秒懂机器学习—-朴素贝叶斯进行垃圾邮件分类实战

一、总结

一句话总结：

没必要一次学很多个算法，不然，其实真的一个也不懂，要一个一个搞懂了再往下学

如何讲解这个问题：实例+人话：朴素贝叶斯（ P(结果|关键词1,关键词2…) = P(关键词1,关键词2…|结果)*P(结果)/P(关键词1,关键词2…)）

怎么继续学习这个算法：写一个既简单数据量极少的程序出来，由浅入深

1、停词表是什么？

会自动过滤掉某些字或词：比如标点符号，比如虚词

停用词是指在信息检索中，为节省存储空间和提高搜索效率，在处理自然语言数据（或文本）之前或之后会自动过滤掉某些字或词，这些字或词即被称为Stop Words（停用词）。这些停用词都是人工输入、非自动化生成的，生成后的停用词会形成一个停用词表。但是，并没有一个明确的停用词表能够适用于所有的工具。甚至有一些工具是明确地避免使用停用词来支持短语搜索的。

2、python中列表应用实例？

stopList=[]：定义

stopList.append(line[:len(line)-1])：追加

#获得停用词表
def getStopWords(self):
  stopList=[]
  for line in open("../data/China_stop_word.txt"):
      stopList.append(line[:len(line)-1])
  return stopList;

3、python中for语句循环的语法是什么？

for in：for in :：for line in open(“../data/China_stop_word.txt”):

4、python的jieba包是干嘛的？

分词模块：词云技术遍地都是，分词模块除了jieba也有很多

5、分词模块包一般有哪些分词模式（比如python的jieba包分’我想和女朋友一起去北京天安门闲逛。。’）？

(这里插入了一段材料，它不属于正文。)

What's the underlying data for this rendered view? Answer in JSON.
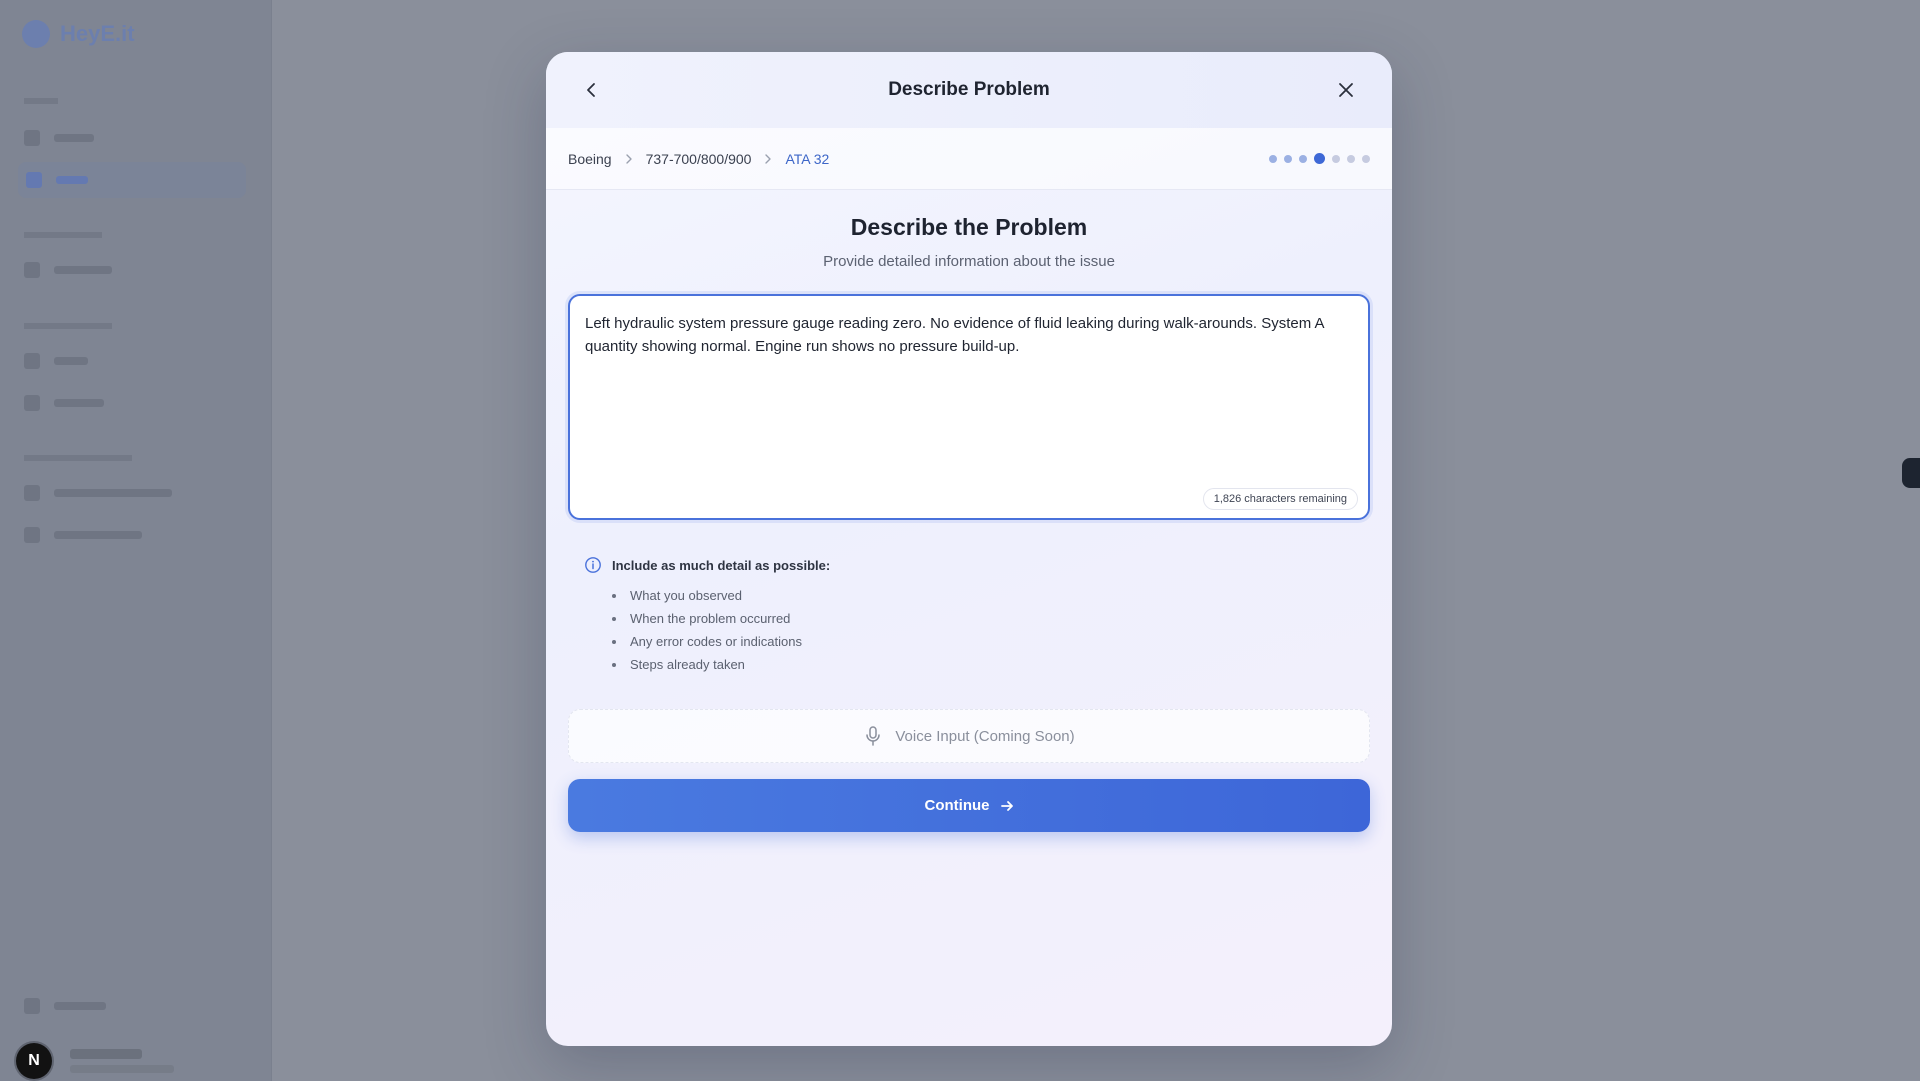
{
  "app": {
    "logo_text": "HeyE.it"
  },
  "modal": {
    "title": "Describe Problem",
    "breadcrumb": [
      "Boeing",
      "737-700/800/900",
      "ATA 32"
    ],
    "steps": {
      "total": 7,
      "current": 4
    },
    "heading": "Describe the Problem",
    "subheading": "Provide detailed information about the issue",
    "problem_text": "Left hydraulic system pressure gauge reading zero. No evidence of fluid leaking during walk-arounds. System A quantity showing normal. Engine run shows no pressure build-up.",
    "char_remaining": "1,826 characters remaining",
    "tips_title": "Include as much detail as possible:",
    "tips": [
      "What you observed",
      "When the problem occurred",
      "Any error codes or indications",
      "Steps already taken"
    ],
    "voice_label": "Voice Input (Coming Soon)",
    "continue_label": "Continue"
  },
  "user": {
    "avatar_initial": "N"
  },
  "colors": {
    "accent": "#3e68d6",
    "overlay": "#8a8f9b"
  }
}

精确模式：jieba.cut(s)：词只分一次：我,想,和,女朋友,一起,去,北京,天安门,闲逛,。,。

全模式：jieba.cut(s,cut_all = True)：尽量将所有的词拿出来：我,想,和,女朋友,朋友,一起,去,北京,天安,天安门,闲逛,,,

搜索引擎模式：jieba.cut_for_search(s)：我,想,和,朋友,女朋友,一起,去,北京,天安,天安门,闲逛,。,。

6、如何过滤掉非中文字符？

rule=re.compile(r”[^\u4e00-\u9fa5]“)

7、P(x’|c)=P((sunny,cool,high,strong)|yes)这句话是什么意思？

给定了结果是yes的情况，sunny,cool,high,strong分别占各自总数的多少

8、朴素贝叶斯（ P(结果|关键词1,关键词2…) = P(关键词1,关键词2…|结果)*P(结果)/P(关键词1,关键词2…)）公式怎么解释？

P(结果|关键词1,关键词2…)：表示根据关键词1,关键词2… 判断邮件在什么分类：比如一封邮件拥有这些关键词，你要判断它是不是垃圾邮件

P(关键词1,关键词2…|结果)：表示不同分类下这些关键词(关键词1,关键词2…)出现的概率：比如关键词1在垃圾邮件中出现的概率为0.7

P(结果)：不同分类在总结果中的概率：比如训练数据的垃圾邮件占总邮件的0.5

9、用朴素贝叶斯（ P(结果|关键词1,关键词2) = P(关键词1,关键词2|结果)*P(结果)/P(关键词1,关键词2)）做邮件分类的原理是什么？

搞懂这句话：P(结果|关键词1,关键词2) = P(关键词1,关键词2|结果)*P(结果)/P(关键词1,关键词2)

选最高频15个词：需要测试的邮件选最高频的15个词就够了

10、朴素贝叶斯的这个概率P(关键词1,关键词2…|结果)的各个小概率之间是相加还是相乘？

相乘：肯定是相乘啊，因为这个条件是所有关键词都要包含，所以肯定是乘

11、现在我要求新邮件是否为垃圾邮件，本质是求P(结果|关键词1,关键词2…)、P(关键词1,关键词2…|结果)中的哪一个？

P(结果|关键词1,关键词2…)

12、用朴素贝叶斯（ P(结果|关键词1,关键词2) = P(关键词1,关键词2|结果)*P(结果)/P(关键词1,关键词2)）做邮件分类的步骤分类？

获得正常邮件中的词频和获得垃圾邮件中的词频：P(关键词1,关键词2|结果)

测试邮件：通过计算每个文件中p(s|w)来得到对分类影响最大的15个词：P(关键词1,关键词2|结果)*P(结果)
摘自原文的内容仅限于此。